Every critic has his or her favorite. One of epic Times writer Cathy Horyn's is Azzedine Alaïa. Of all the negative things she has to say about clothing, she never seems to say anything bad about his. So when she gets the opportunity to do an entire profile on the man — who doesn't do much press, mind you — she gets pretty into it. Describing why a person is a good designer isn't easy, but here goes Horyn on Alaïa:
Even without the cold gleam of the first lady’s arms, it provoked the idea that a woman tends to look her most beautiful in clothes that make her look strong, not glamorous or sexy or powerful. There is a difference. Those with a vivid memory of Stephanie Seymour squatting in Richard Avedon’s 1994 portrait to plant a kiss on her favorite designer, her naked buttocks leaving her Alaïa chaps with the whooosh of an automobile in a snowbound slide, will surely debate the point that strength is the essential ingredient of an Alaïa.
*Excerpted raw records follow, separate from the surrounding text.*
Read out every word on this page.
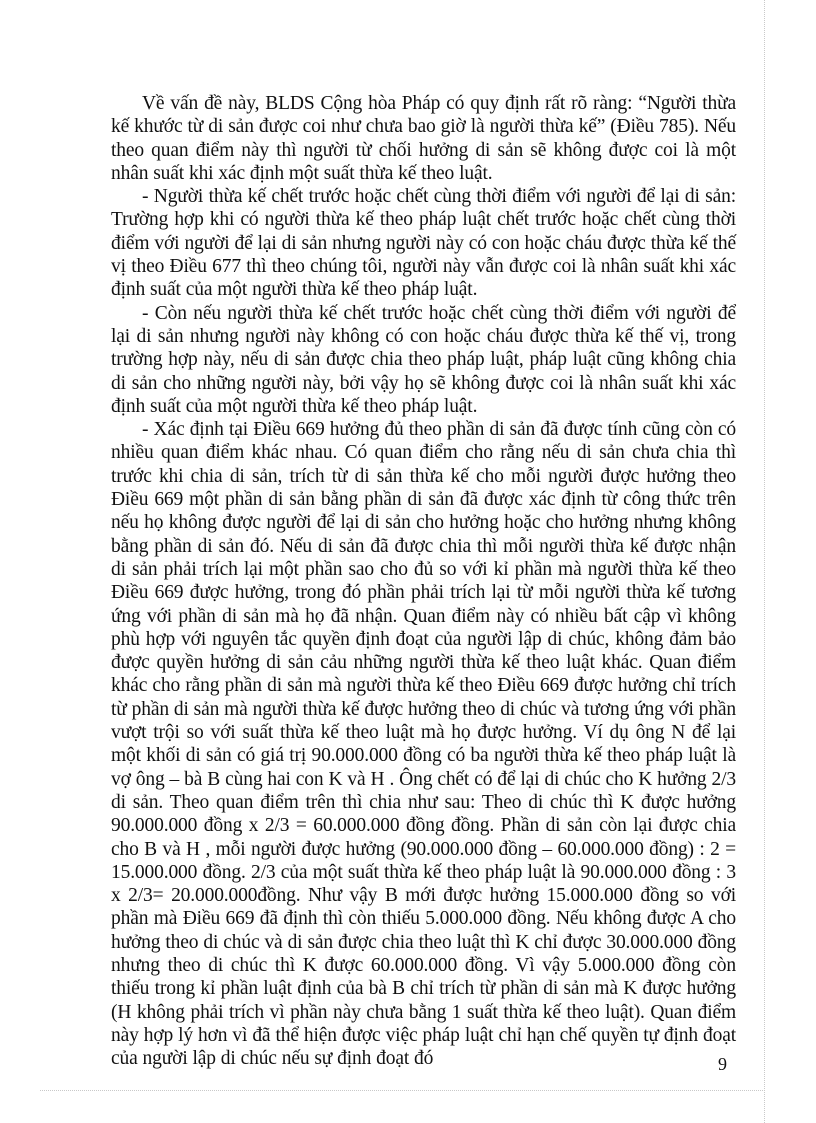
Về vấn đề này, BLDS Cộng hòa Pháp có quy định rất rõ ràng: “Người thừa kế khước từ di sản được coi như chưa bao giờ là người thừa kế” (Điều 785). Nếu theo quan điểm này thì người từ chối hưởng di sản sẽ không được coi là một nhân suất khi xác định một suất thừa kế theo luật.

- Người thừa kế chết trước hoặc chết cùng thời điểm với người để lại di sản: Trường hợp khi có người thừa kế theo pháp luật chết trước hoặc chết cùng thời điểm với người để lại di sản nhưng người này có con hoặc cháu được thừa kế thế vị theo Điều 677 thì theo chúng tôi, người này vẫn được coi là nhân suất khi xác định suất của một người thừa kế theo pháp luật.

- Còn nếu người thừa kế chết trước hoặc chết cùng thời điểm với người để lại di sản nhưng người này không có con hoặc cháu được thừa kế thế vị, trong trường hợp này, nếu di sản được chia theo pháp luật, pháp luật cũng không chia di sản cho những người này, bởi vậy họ sẽ không được coi là nhân suất khi xác định suất của một người thừa kế theo pháp luật.

- Xác định tại Điều 669 hưởng đủ theo phần di sản đã được tính cũng còn có nhiều quan điểm khác nhau. Có quan điểm cho rằng nếu di sản chưa chia thì trước khi chia di sản, trích từ di sản thừa kế cho mỗi người được hưởng theo Điều 669 một phần di sản bằng phần di sản đã được xác định từ công thức trên nếu họ không được người để lại di sản cho hưởng hoặc cho hưởng nhưng không bằng phần di sản đó. Nếu di sản đã được chia thì mỗi người thừa kế được nhận di sản phải trích lại một phần sao cho đủ so với kỉ phần mà người thừa kế theo Điều 669 được hưởng, trong đó phần phải trích lại từ mỗi người thừa kế tương ứng với phần di sản mà họ đã nhận. Quan điểm này có nhiều bất cập vì không phù hợp với nguyên tắc quyền định đoạt của người lập di chúc, không đảm bảo được quyền hưởng di sản cảu những người thừa kế theo luật khác. Quan điểm khác cho rằng phần di sản mà người thừa kế theo Điều 669 được hưởng chỉ trích từ phần di sản mà người thừa kế được hưởng theo di chúc và tương ứng với phần vượt trội so với suất thừa kế theo luật mà họ được hưởng. Ví dụ ông N để lại một khối di sản có giá trị 90.000.000 đồng có ba người thừa kế theo pháp luật là vợ ông – bà B cùng hai con K và H . Ông chết có để lại di chúc cho K hưởng 2/3 di sản. Theo quan điểm trên thì chia như sau: Theo di chúc thì K được hưởng 90.000.000 đồng x 2/3 = 60.000.000 đồng đồng. Phần di sản còn lại được chia cho B và H , mỗi người được hưởng (90.000.000 đồng – 60.000.000 đồng) : 2 = 15.000.000 đồng. 2/3 của một suất thừa kế theo pháp luật là 90.000.000 đồng : 3 x 2/3= 20.000.000đồng. Như vậy B mới được hưởng 15.000.000 đồng so với phần mà Điều 669 đã định thì còn thiếu 5.000.000 đồng. Nếu không được A cho hưởng theo di chúc và di sản được chia theo luật thì K chỉ được 30.000.000 đồng nhưng theo di chúc thì K được 60.000.000 đồng. Vì vậy 5.000.000 đồng còn thiếu trong kỉ phần luật định của bà B chỉ trích từ phần di sản mà K được hưởng (H không phải trích vì phần này chưa bằng 1 suất thừa kế theo luật). Quan điểm này hợp lý hơn vì đã thể hiện được việc pháp luật chỉ hạn chế quyền tự định đoạt của người lập di chúc nếu sự định đoạt đó	9
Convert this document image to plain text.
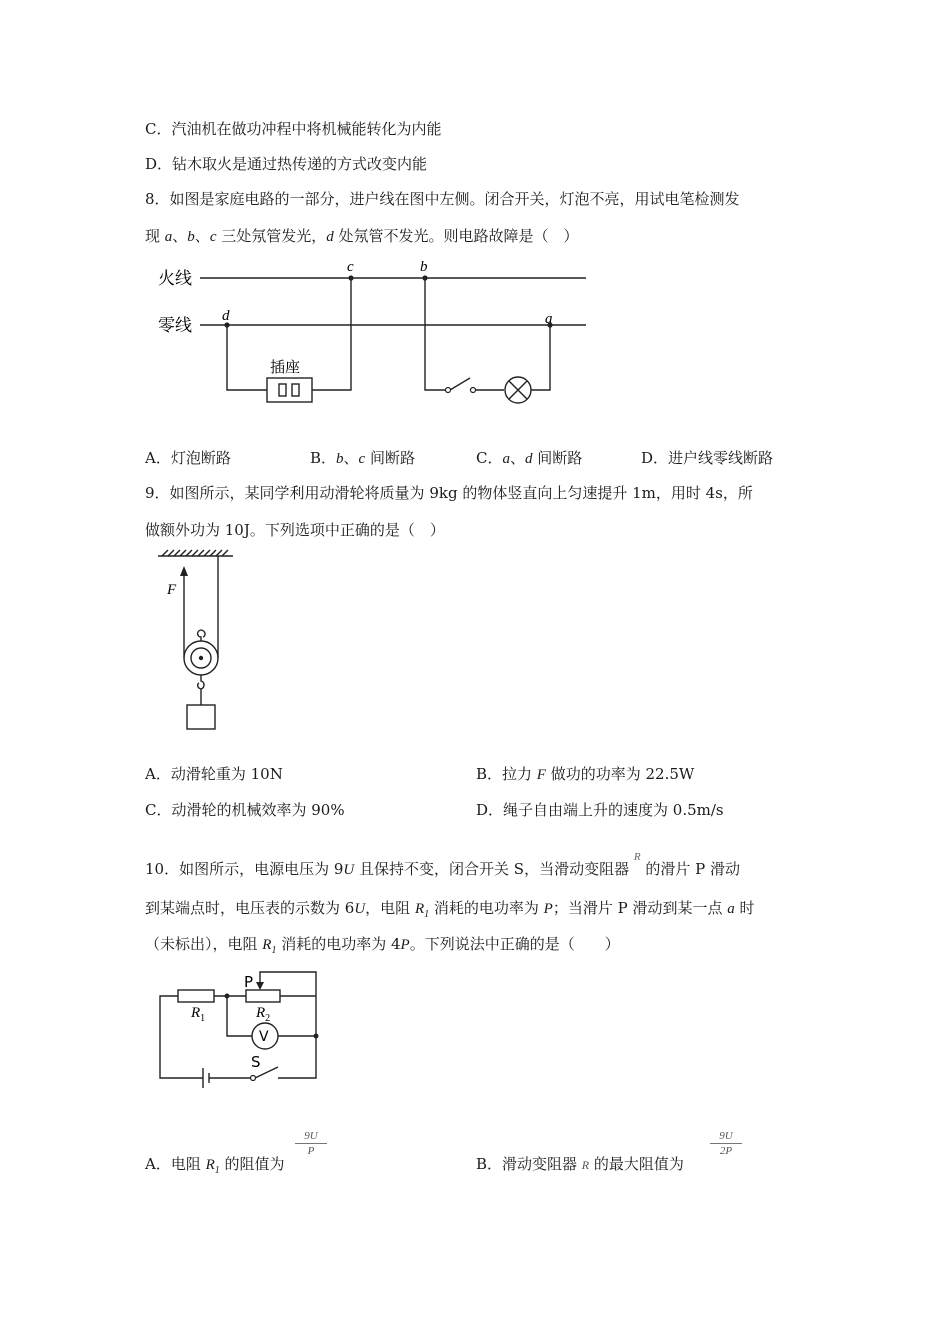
C．汽油机在做功冲程中将机械能转化为内能
D．钻木取火是通过热传递的方式改变内能
8．如图是家庭电路的一部分，进户线在图中左侧。闭合开关，灯泡不亮，用试电笔检测发
现 a、b、c 三处氖管发光，d 处氖管不发光。则电路故障是（　）
火线
零线
插座
c	b
d	a
A．灯泡断路	B．b、c 间断路	C．a、d 间断路	D．进户线零线断路
9．如图所示，某同学利用动滑轮将质量为 9kg 的物体竖直向上匀速提升 1m，用时 4s，所
做额外功为 10J。下列选项中正确的是（　）
F
A．动滑轮重为 10N	B．拉力 F 做功的功率为 22.5W
C．动滑轮的机械效率为 90%	D．绳子自由端上升的速度为 0.5m/s
10．如图所示，电源电压为 9U 且保持不变，闭合开关 S，当滑动变阻器 $^R$ 的滑片 P 滑动
到某端点时，电压表的示数为 6U，电阻 $R_1$ 消耗的电功率为 P；当滑片 P 滑动到某一点 a 时
（未标出），电阻 $R_1$ 消耗的电功率为 4P。下列说法中正确的是（　　）
P
$R_1$	$R_2$
V
S
A．电阻 $R_1$ 的阻值为
9U
P
B．滑动变阻器 R 的最大阻值为
9U
2P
And maybe so. Maybe the notion of strong-looking fashion, based on concrete methods and examples rather than abstractions and ironic statements, is dying, and there is nobody around with the grit and stamina to map the geography of a woman’s body, as he has done for last 45 years. Ballet has its technique and physical rigors. Painting has its schools. American music has its places of the heart, like the Delta; cookery, its ingredients and careful preparations. Fashion, though, gets its power and unanswerable logic from the female body, and, at roughly 70, Azzedine Alaïa is its undisputed master.
That was quite a mouthful. Poetic, one might say. But Horyn continues:
Mr. Alaïa would show you how to make the dress and shut up about the rest. Not talking about it is also a way to avoid a falseness — the falseness of thinking poetic language can be applied to dressmaking.